Понимание прошлого требует усилий, чтобы поразмыслить над полем возможностей, которое бросало вызов социальным и политическим субъектам, которые действовали, проецируя неопределенное будущее. В 1974 г. социалистическая революция в Португалии могла казаться маловероятной, трудной, рискованной или сомнительной, но это была одна из перспектив, среди прочих, вписанных в горизонт процесса. Говорят, что революции необычны, потому что они делают кажущееся невозможным правдоподобным или даже вероятным.

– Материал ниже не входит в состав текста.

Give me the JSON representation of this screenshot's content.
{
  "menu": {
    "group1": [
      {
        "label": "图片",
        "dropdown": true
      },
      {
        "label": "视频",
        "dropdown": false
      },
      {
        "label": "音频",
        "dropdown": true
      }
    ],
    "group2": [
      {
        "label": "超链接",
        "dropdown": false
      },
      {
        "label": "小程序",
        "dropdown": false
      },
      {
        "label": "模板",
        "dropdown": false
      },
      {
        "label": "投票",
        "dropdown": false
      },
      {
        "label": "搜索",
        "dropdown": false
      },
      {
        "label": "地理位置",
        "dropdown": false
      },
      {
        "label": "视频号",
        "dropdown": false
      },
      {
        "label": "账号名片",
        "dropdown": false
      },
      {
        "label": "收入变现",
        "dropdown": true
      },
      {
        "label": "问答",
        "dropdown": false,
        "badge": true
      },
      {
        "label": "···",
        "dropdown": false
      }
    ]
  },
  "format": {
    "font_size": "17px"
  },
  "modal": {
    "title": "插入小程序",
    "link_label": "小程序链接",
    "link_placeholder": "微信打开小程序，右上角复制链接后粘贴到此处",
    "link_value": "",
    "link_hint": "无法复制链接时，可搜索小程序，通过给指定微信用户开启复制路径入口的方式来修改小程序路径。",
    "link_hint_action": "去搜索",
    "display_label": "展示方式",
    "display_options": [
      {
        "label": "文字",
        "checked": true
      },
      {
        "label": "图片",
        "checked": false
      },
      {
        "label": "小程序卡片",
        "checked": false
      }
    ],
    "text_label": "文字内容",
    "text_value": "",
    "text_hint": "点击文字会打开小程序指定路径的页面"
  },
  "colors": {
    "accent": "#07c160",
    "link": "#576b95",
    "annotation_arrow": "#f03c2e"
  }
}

В течение девятнадцати месяцев неожиданностей невозможная революция, та, которая делает приемлемым недопустимое, вызывала все опасения, противоречила всем уверенностям, удивляла все подозрения. Тот же самый португальский народ, переживший почти полвека самую долгую диктатуру на континенте, — удрученный, поверженный, даже смирившийся — научился за месяцы, за недели, а иногда и за дни, то, чего не позволил десятилетия салазаризма. их делать.даже подозреваю:размерность своей силы. Но они были одни.
В этой узкой полоске земли на Пиренейском полуострове судьба революции была жестокой. Это произошло через шесть лет после французского мая 1968 года. Народы испанского государства двинулись в последнюю борьбу против франкизма только тогда, когда в Лиссабоне было уже слишком поздно. Португальский был одинокой революцией.
Нынешний полупрезидентский режим в Португалии является косвенным наследником свобод и социальных прав, завоеванных революцией в течение ее напряженных восемнадцати месяцев. Режим, поддерживающий Португалию как беднейшую европейскую страну, является результатом длительного процесса реакции со стороны классов собственников и их союзников из среднего класса собственников.
Военное восстание переросло в демократическую революцию, когда на улицы вышли народные массы, похоронившие салазаризм и победившие. Но социальная революция, родившаяся из недр революции политической, потерпела поражение. Может быть, характеристика социальной революции удивительна, но всякая революция есть борьба, спор, пари, в которых царит неуверенность. В истории невозможно объяснить то, что произошло, рассматривая только результат. Это анахронизм. Это оптическая иллюзия часов истории. Конец процесса не объясняет его. На самом деле, более верно обратное. Будущее не расшифровывает прошлое. Революции нельзя анализировать только по конечному результату. Или за ваши результаты. Они легко объясняют больше о контрреволюции, чем о революции.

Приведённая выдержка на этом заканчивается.